Background and Significance: Selecting cohorts for a clinical trial typically requires costly and time-consuming manual chart reviews resulting in poor participation. To help automate the process, National NLP Clinical Challenges (N2C2) conducted a shared challenge by defining 13 criteria for clinical trial cohort selection and by providing training and test datasets. This research was motivated by the N2C2 challenge. Methods: We broke down the task into 13 independent subtasks corresponding to each criterion and implemented subtasks using rules or a supervised machine learning model. Each task critically depended on knowledge resources in the form of task-specific lexicons, for which we developed a novel model-driven approach. The approach allowed us to first expand the lexicon from a seed set and then remove noise from the list, thus improving the accuracy. Results: Our system achieved an overall F measure of 0.9003 at the challenge, and was statistically tied for the first place out of 45 participants.

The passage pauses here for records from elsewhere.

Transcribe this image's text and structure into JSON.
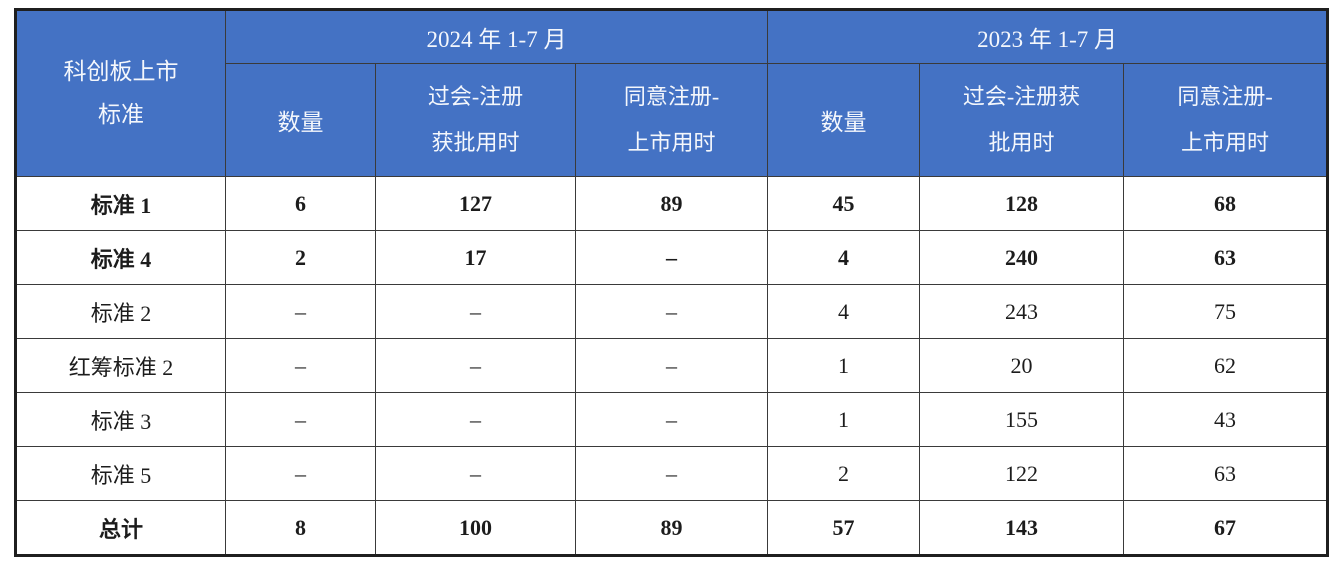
{
  "table": {
    "header": {
      "corner_line1": "科创板上市",
      "corner_line2": "标准",
      "group_2024": "2024 年 1-7 月",
      "group_2023": "2023 年 1-7 月",
      "sub_2024_count": "数量",
      "sub_2024_approval_line1": "过会-注册",
      "sub_2024_approval_line2": "获批用时",
      "sub_2024_listing_line1": "同意注册-",
      "sub_2024_listing_line2": "上市用时",
      "sub_2023_count": "数量",
      "sub_2023_approval_line1": "过会-注册获",
      "sub_2023_approval_line2": "批用时",
      "sub_2023_listing_line1": "同意注册-",
      "sub_2023_listing_line2": "上市用时"
    },
    "rows": [
      {
        "label": "标准 1",
        "emphasis": true,
        "values": [
          "6",
          "127",
          "89",
          "45",
          "128",
          "68"
        ]
      },
      {
        "label": "标准 4",
        "emphasis": true,
        "values": [
          "2",
          "17",
          "–",
          "4",
          "240",
          "63"
        ]
      },
      {
        "label": "标准 2",
        "emphasis": false,
        "values": [
          "–",
          "–",
          "–",
          "4",
          "243",
          "75"
        ]
      },
      {
        "label": "红筹标准 2",
        "emphasis": false,
        "values": [
          "–",
          "–",
          "–",
          "1",
          "20",
          "62"
        ]
      },
      {
        "label": "标准 3",
        "emphasis": false,
        "values": [
          "–",
          "–",
          "–",
          "1",
          "155",
          "43"
        ]
      },
      {
        "label": "标准 5",
        "emphasis": false,
        "values": [
          "–",
          "–",
          "–",
          "2",
          "122",
          "63"
        ]
      },
      {
        "label": "总计",
        "emphasis": true,
        "values": [
          "8",
          "100",
          "89",
          "57",
          "143",
          "67"
        ]
      }
    ],
    "empty_placeholder": "–",
    "colors": {
      "header_bg": "#4472c4",
      "header_text": "#f4f7fc",
      "border": "#3a3a3a",
      "body_text": "#1c1c1c"
    }
  }
}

The model-driven lexicon development and further debugging the rules/code on the training set improved overall F measure to 0.9140, overtaking the best numerical result at the challenge. Discussion: Cohort selection, like phenotype extraction and classification, is amenable to rule-based or simple machine learning methods, however, the lexicons involved, such as medication names or medical terms referring to a medical problem, critically determine the overall accuracy. Automated lexicon development has the potential for scalability and accuracy.